There was a 25 percent chance their child would be born with cystic fibrosis, but they were unaware of this when their son Matt was born 24 years ago. Tonya Baker and her husband each carried the specific gene that could result in the illness, and their other two children, a son and a daughter, did not develop the disease.
But Miller did. Born with it, the diagnosis did not come until he was age 2.

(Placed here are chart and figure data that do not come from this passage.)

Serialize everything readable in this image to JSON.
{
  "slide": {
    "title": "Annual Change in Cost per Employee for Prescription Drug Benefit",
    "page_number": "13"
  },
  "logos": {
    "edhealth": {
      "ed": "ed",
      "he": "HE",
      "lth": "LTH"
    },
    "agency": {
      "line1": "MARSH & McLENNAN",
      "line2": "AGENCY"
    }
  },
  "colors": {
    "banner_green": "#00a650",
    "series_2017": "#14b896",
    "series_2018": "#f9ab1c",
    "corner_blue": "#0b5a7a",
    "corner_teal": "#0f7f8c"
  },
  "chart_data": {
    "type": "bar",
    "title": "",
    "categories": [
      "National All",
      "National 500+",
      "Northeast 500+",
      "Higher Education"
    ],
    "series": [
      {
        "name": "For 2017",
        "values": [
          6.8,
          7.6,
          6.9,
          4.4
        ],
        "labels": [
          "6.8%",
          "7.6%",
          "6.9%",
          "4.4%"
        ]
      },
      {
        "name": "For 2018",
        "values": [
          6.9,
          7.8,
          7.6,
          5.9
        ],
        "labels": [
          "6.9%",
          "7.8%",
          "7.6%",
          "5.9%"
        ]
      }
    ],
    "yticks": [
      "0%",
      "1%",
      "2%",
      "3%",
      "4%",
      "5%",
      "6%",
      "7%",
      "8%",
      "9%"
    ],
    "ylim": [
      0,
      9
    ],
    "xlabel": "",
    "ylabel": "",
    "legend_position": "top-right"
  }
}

It was a long struggle for the family and for Miller as he struggled through school, stopping his studies frequently for doctor appointments and treatment. It was a nine-year fight to get on the transplant list.
“We were seeing doctors in Cleveland who didn’t believe his illness was far enough advanced to need a transplant,” Baker said. “Then we saw doctors at Ohio State University in July this year, and they immediately said we needed to get Matt a lung transplant as soon as possible.”
Just how soon was a surprise and left no time to prepare. “We went to Columbus for the education session on July 23,” Baker said. “On the 24th they called and said a donor was available. We expected a donor might be found quickly or it might be a few months, but the surgery was set for the morning of July 25, two days after the education session. We had no time at all to get ready.”
Miller’s hospital stay lasted a full month, and he was moved to a nearby hotel on Aug. 26, remaining close by in case difficulties arose. Miller came home to Killbuck on Sept. 19.
“He’s doing wonderfully well,” Baker said. “He’s home. He’s doing well and is ready to get on with the rest of his life.”
Miller, now 24, is talking about college. “Life with CF is very stressful,” his mother explained. “It’s difficult to do anything. You can’t breathe and are always out of breath. He couldn’t go out, couldn’t do the things other kids were doing. He had to sit on the sidelines and watch everyone else.”
Miller would like to pursue a longtime dream of a career in sports medicine. “He’s definitely ready to finally live his life,” Baker said.
Baker is grateful for community support. “We’ve had a lot of help from so many people, in the community and our family, that has helped us get this far,” Baker said. “We’re over the big hump, but it has been financially very difficult.”
There are more issue to be addressed further down the road as other organs have suffered from the overall effects of cystic fibrosis. Miller will need a new liver later in life, and his gall bladder must be removed.
Cystic fibrosis is a hereditary disease affecting the lungs and digestive system, causing thick mucous to block airways, making it difficult to breathe. Patients tend to have limited physical growth and numerous related symptoms and illnesses.
Organizers of the chicken dinner benefit for Miller said items are being collected for a silent auction that will include hotel stays and gift certificates for area businesses. Tickets are $10 per person and are available at the door. The Killbuck VFW is at 185 Front St. in Killbuck.